Change 2: Decouple Span Creation from OTLP Export
Introduce a separate flag or auto-detect whether span creation should be active:
// Create real spans when ANY TracerProvider is registered (dd-trace, OTel SDK, etc.)
// Export to OTLP only when enableOTLP is true AND endpoints are configured
startSpan(name, attributes, inputSpan) {
if (!this.spanCreationEnabled) {
return new StubSpan();
}
// ... create real span using trace.getTracer('dbos-tracer')
}Where spanCreationEnabled is true when:
enableOTLPis explicitlytrue, OR- A non-noop global
TracerProvideris already registered (indicating an external APM tool)
This way, enableOTLP: false + dd-trace = real spans created, flowing through dd-trace. enableOTLP: false + no provider = StubSpan (current behavior). enableOTLP: true = DBOS creates its own provider and exporter (current behavior).
Change 3: Use Standard OTel SpanProcessors
When DBOS creates its own BasicTracerProvider, register export via standard BatchSpanProcessor:
const { BatchSpanProcessor } = require('@opentelemetry/sdk-trace-base');
const { OTLPTraceExporter } = require('@opentelemetry/exporter-trace-otlp-proto');
const provider = new BasicTracerProvider({ ... });
for (const endpoint of tracesEndpoints) {
provider.addSpanProcessor(
new BatchSpanProcessor(new OTLPTraceExporter({ url: endpoint }))
);
}
trace.setGlobalTracerProvider(provider);This replaces the custom TelemetryCollector for traces.
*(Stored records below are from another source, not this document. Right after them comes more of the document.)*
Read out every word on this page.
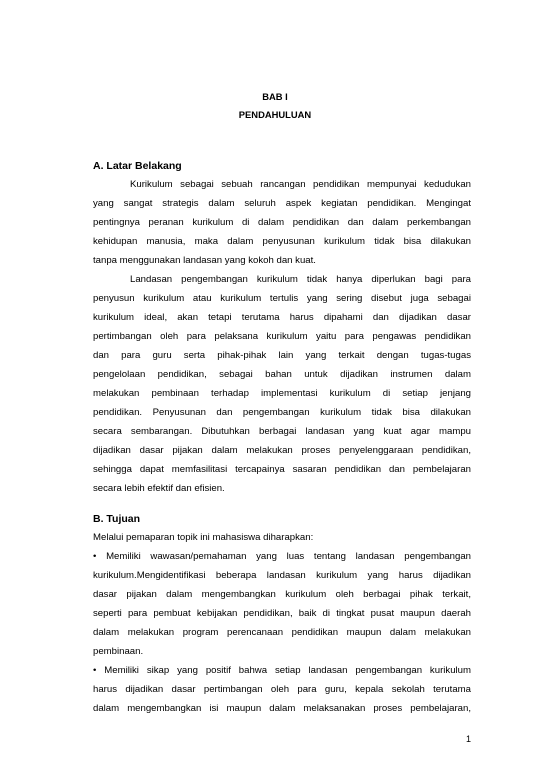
BAB I
PENDAHULUAN
A. Latar Belakang
Kurikulum sebagai sebuah rancangan pendidikan mempunyai kedudukan
yang sangat strategis dalam seluruh aspek kegiatan pendidikan. Mengingat
pentingnya peranan kurikulum di dalam pendidikan dan dalam perkembangan
kehidupan manusia, maka dalam penyusunan kurikulum tidak bisa dilakukan
tanpa menggunakan landasan yang kokoh dan kuat.
Landasan pengembangan kurikulum tidak hanya diperlukan bagi para
penyusun kurikulum atau kurikulum tertulis yang sering disebut juga sebagai
kurikulum ideal, akan tetapi terutama harus dipahami dan dijadikan dasar
pertimbangan oleh para pelaksana kurikulum yaitu para pengawas pendidikan
dan para guru serta pihak-pihak lain yang terkait dengan tugas-tugas
pengelolaan pendidikan, sebagai bahan untuk dijadikan instrumen dalam
melakukan pembinaan terhadap implementasi kurikulum di setiap jenjang
pendidikan. Penyusunan dan pengembangan kurikulum tidak bisa dilakukan
secara sembarangan. Dibutuhkan berbagai landasan yang kuat agar mampu
dijadikan dasar pijakan dalam melakukan proses penyelenggaraan pendidikan,
sehingga dapat memfasilitasi tercapainya sasaran pendidikan dan pembelajaran
secara lebih efektif dan efisien.
B. Tujuan
Melalui pemaparan topik ini mahasiswa diharapkan:
• Memiliki wawasan/pemahaman yang luas tentang landasan pengembangan
kurikulum.Mengidentifikasi beberapa landasan kurikulum yang harus dijadikan
dasar pijakan dalam mengembangkan kurikulum oleh berbagai pihak terkait,
seperti para pembuat kebijakan pendidikan, baik di tingkat pusat maupun daerah
dalam melakukan program perencanaan pendidikan maupun dalam melakukan
pembinaan.
• Memiliki sikap yang positif bahwa setiap landasan pengembangan kurikulum
harus dijadikan dasar pertimbangan oleh para guru, kepala sekolah terutama
dalam mengembangkan isi maupun dalam melaksanakan proses pembelajaran,
1
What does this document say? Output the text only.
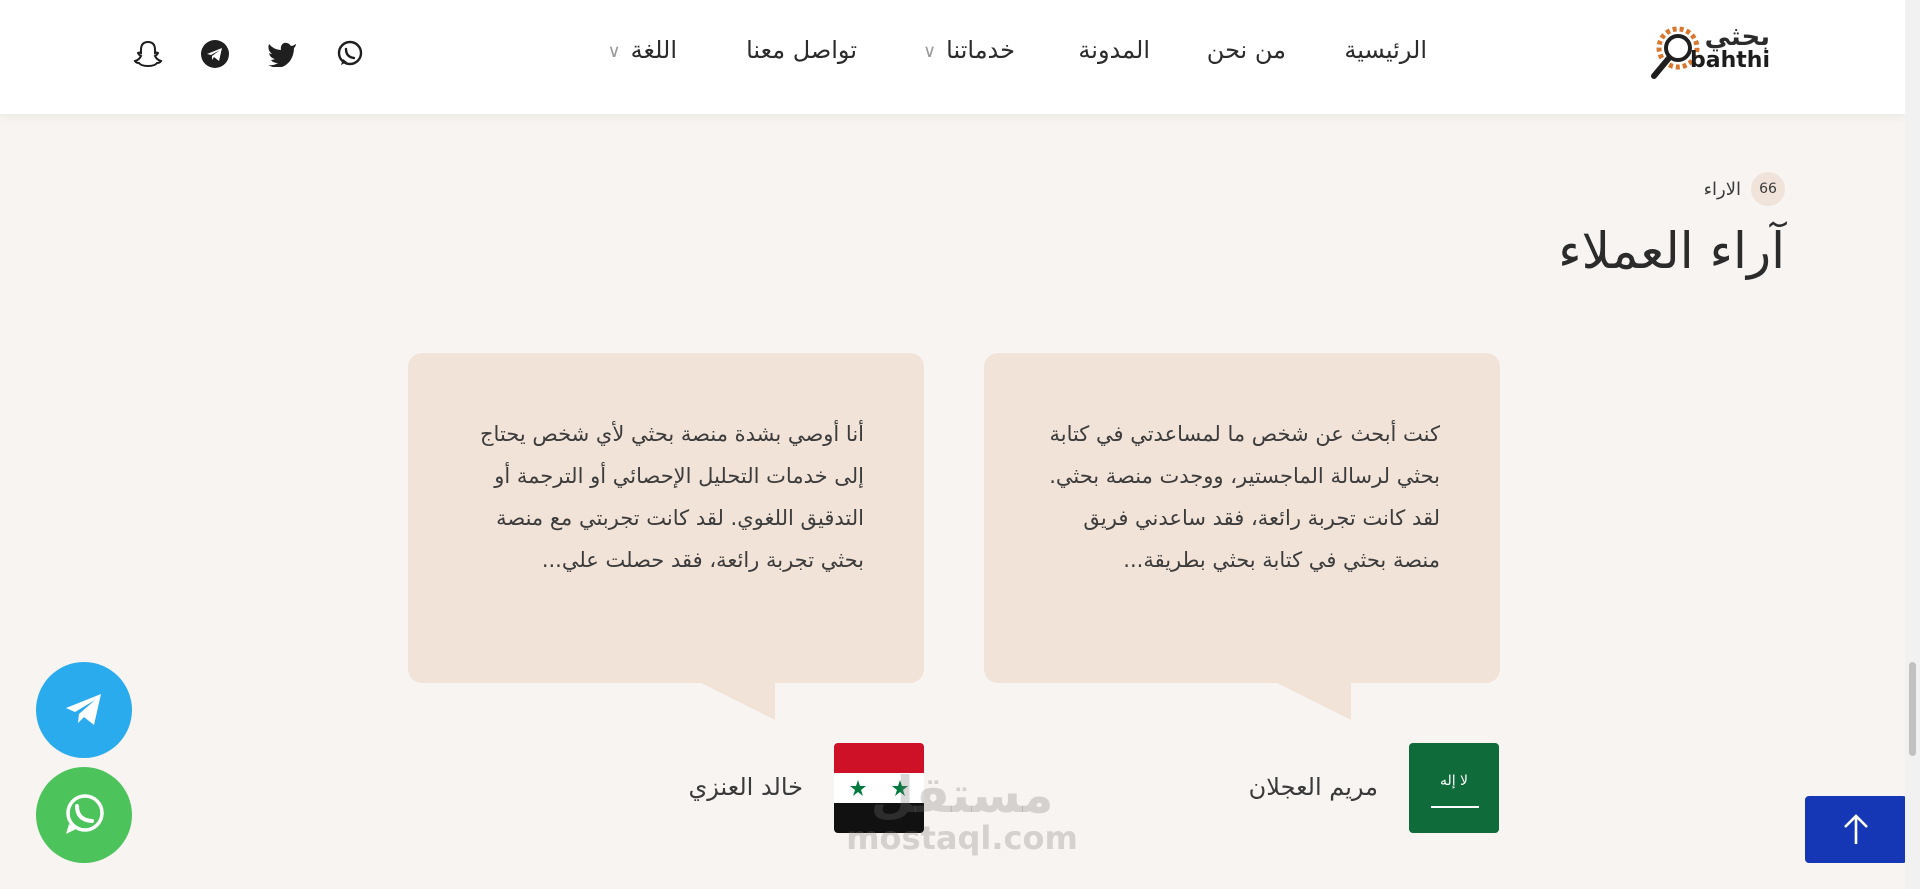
بحثي
bahthi
الرئيسية
من نحن
المدونة
خدماتنا∨
تواصل معنا
اللغة∨
66
الاراء
آراء العملاء
كنت أبحث عن شخص ما لمساعدتي في كتابة بحثي لرسالة الماجستير، ووجدت منصة بحثي. لقد كانت تجربة رائعة، فقد ساعدني فريق منصة بحثي في كتابة بحثي بطريقة...
لا إله
مريم العجلان
أنا أوصي بشدة منصة بحثي لأي شخص يحتاج إلى خدمات التحليل الإحصائي أو الترجمة أو التدقيق اللغوي. لقد كانت تجربتي مع منصة بحثي تجربة رائعة، فقد حصلت علي...
خالد العنزي	مستقل
mostaql.com
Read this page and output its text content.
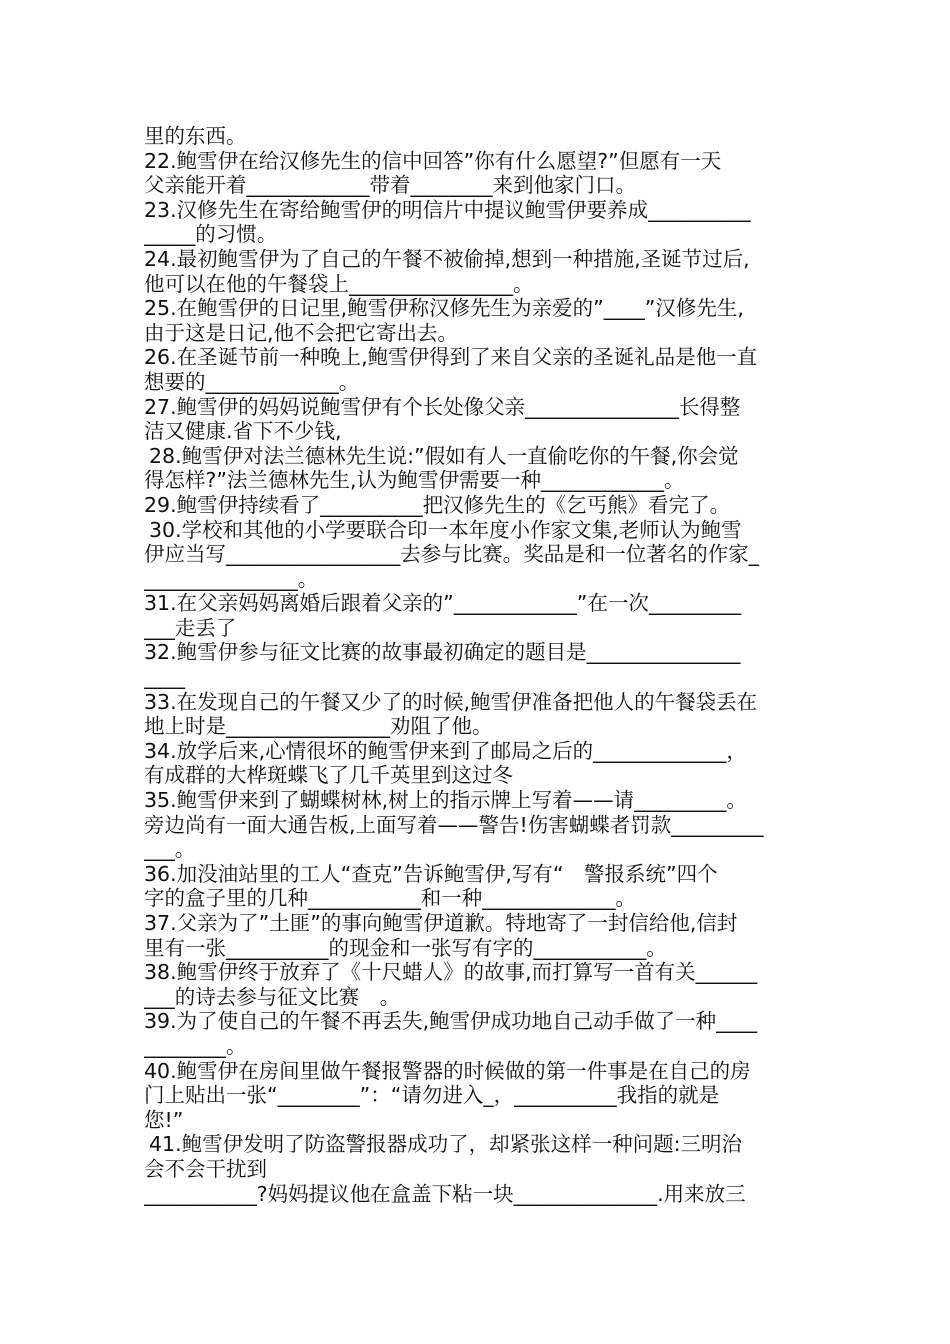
里的东西。
22.鲍雪伊在给汉修先生的信中回答”你有什么愿望?”但愿有一天
父亲能开着____________带着________来到他家门口。
23.汉修先生在寄给鲍雪伊的明信片中提议鲍雪伊要养成__________
_____的习惯。
24.最初鲍雪伊为了自己的午餐不被偷掉,想到一种措施,圣诞节过后,
他可以在他的午餐袋上________________。
25.在鲍雪伊的日记里,鲍雪伊称汉修先生为亲爱的”____”汉修先生,
由于这是日记,他不会把它寄出去。
26.在圣诞节前一种晚上,鲍雪伊得到了来自父亲的圣诞礼品是他一直
想要的_____________。
27.鲍雪伊的妈妈说鲍雪伊有个长处像父亲_______________长得整
洁又健康.省下不少钱,
28.鲍雪伊对法兰德林先生说:”假如有人一直偷吃你的午餐,你会觉
得怎样?”法兰德林先生,认为鲍雪伊需要一种____________。
29.鲍雪伊持续看了__________把汉修先生的《乞丐熊》看完了。
30.学校和其他的小学要联合印一本年度小作家文集,老师认为鲍雪
伊应当写_________________去参与比赛。奖品是和一位著名的作家_
_______________。
31.在父亲妈妈离婚后跟着父亲的”____________”在一次_________
___走丢了
32.鲍雪伊参与征文比赛的故事最初确定的题目是_______________
____
33.在发现自己的午餐又少了的时候,鲍雪伊准备把他人的午餐袋丢在
地上时是________________劝阻了他。
34.放学后来,心情很坏的鲍雪伊来到了邮局之后的_____________，
有成群的大桦斑蝶飞了几千英里到这过冬
35.鲍雪伊来到了蝴蝶树林,树上的指示牌上写着——请_________。
旁边尚有一面大通告板,上面写着——警告!伤害蝴蝶者罚款_________
___。
36.加没油站里的工人“查克”告诉鲍雪伊,写有“　警报系统”四个
字的盒子里的几种___________和一种_____________。
37.父亲为了”土匪”的事向鲍雪伊道歉。特地寄了一封信给他,信封
里有一张__________的现金和一张写有字的___________。
38.鲍雪伊终于放弃了《十尺蜡人》的故事,而打算写一首有关______
___的诗去参与征文比赛　。
39.为了使自己的午餐不再丢失,鲍雪伊成功地自己动手做了一种____
________。
40.鲍雪伊在房间里做午餐报警器的时候做的第一件事是在自己的房
门上贴出一张“________”：“请勿进入_，__________我指的就是
您!”
41.鲍雪伊发明了防盗警报器成功了，却紧张这样一种问题:三明治
会不会干扰到
___________?妈妈提议他在盒盖下粘一块______________.用来放三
Benefits:
- Spans flow through the standard OTel pipeline
- Compatible with any
SpanProcessor(dd-trace's, custom sampling, etc.) - When an external provider is used, spans export through that provider's processors automatically — no DBOS-side export needed
Expected Behavior After Changes
Scenario 1: DBOS + dd-trace (our use case)
import 'dd-trace/init'; // Registers as global TracerProvider
DBOS.setConfig({ name: 'merchant-api', systemDatabaseUrl: '...' });
await DBOS.launch();
// DBOS sees dd-trace's provider → creates real spans via dd-trace
// Workflow and step spans appear in Datadog APM under the same trace as HTTP spans
// No OTLP endpoint neededScenario 2: DBOS standalone with OTLP (e.g., Jaeger, Grafana)
DBOS.setConfig({
name: 'my-app',
enableOTLP: true,
otlpTracesEndpoints: ['http://localhost:4318/v1/traces'],
});
await DBOS.launch();
// No existing provider → DBOS creates BasicTracerProvider + BatchSpanProcessor
// Exports to OTLP endpoint (current behavior, unchanged)Scenario 3: DBOS on DBOS Cloud
DBOS__CLOUD=true → enableOTLP defaults to true → current behavior, unchanged
Impact
This change would make DBOS compatible with the broader OpenTelemetry ecosystem. Any APM vendor that registers a TracerProvider (Datadog, Dynatrace, New Relic, Honeycomb, Grafana, etc.) would automatically capture DBOS workflow and step spans with zero additional configuration.
The key principle: DBOS should be a TracerProvider consumer, not a TracerProvider owner — unless no provider exists.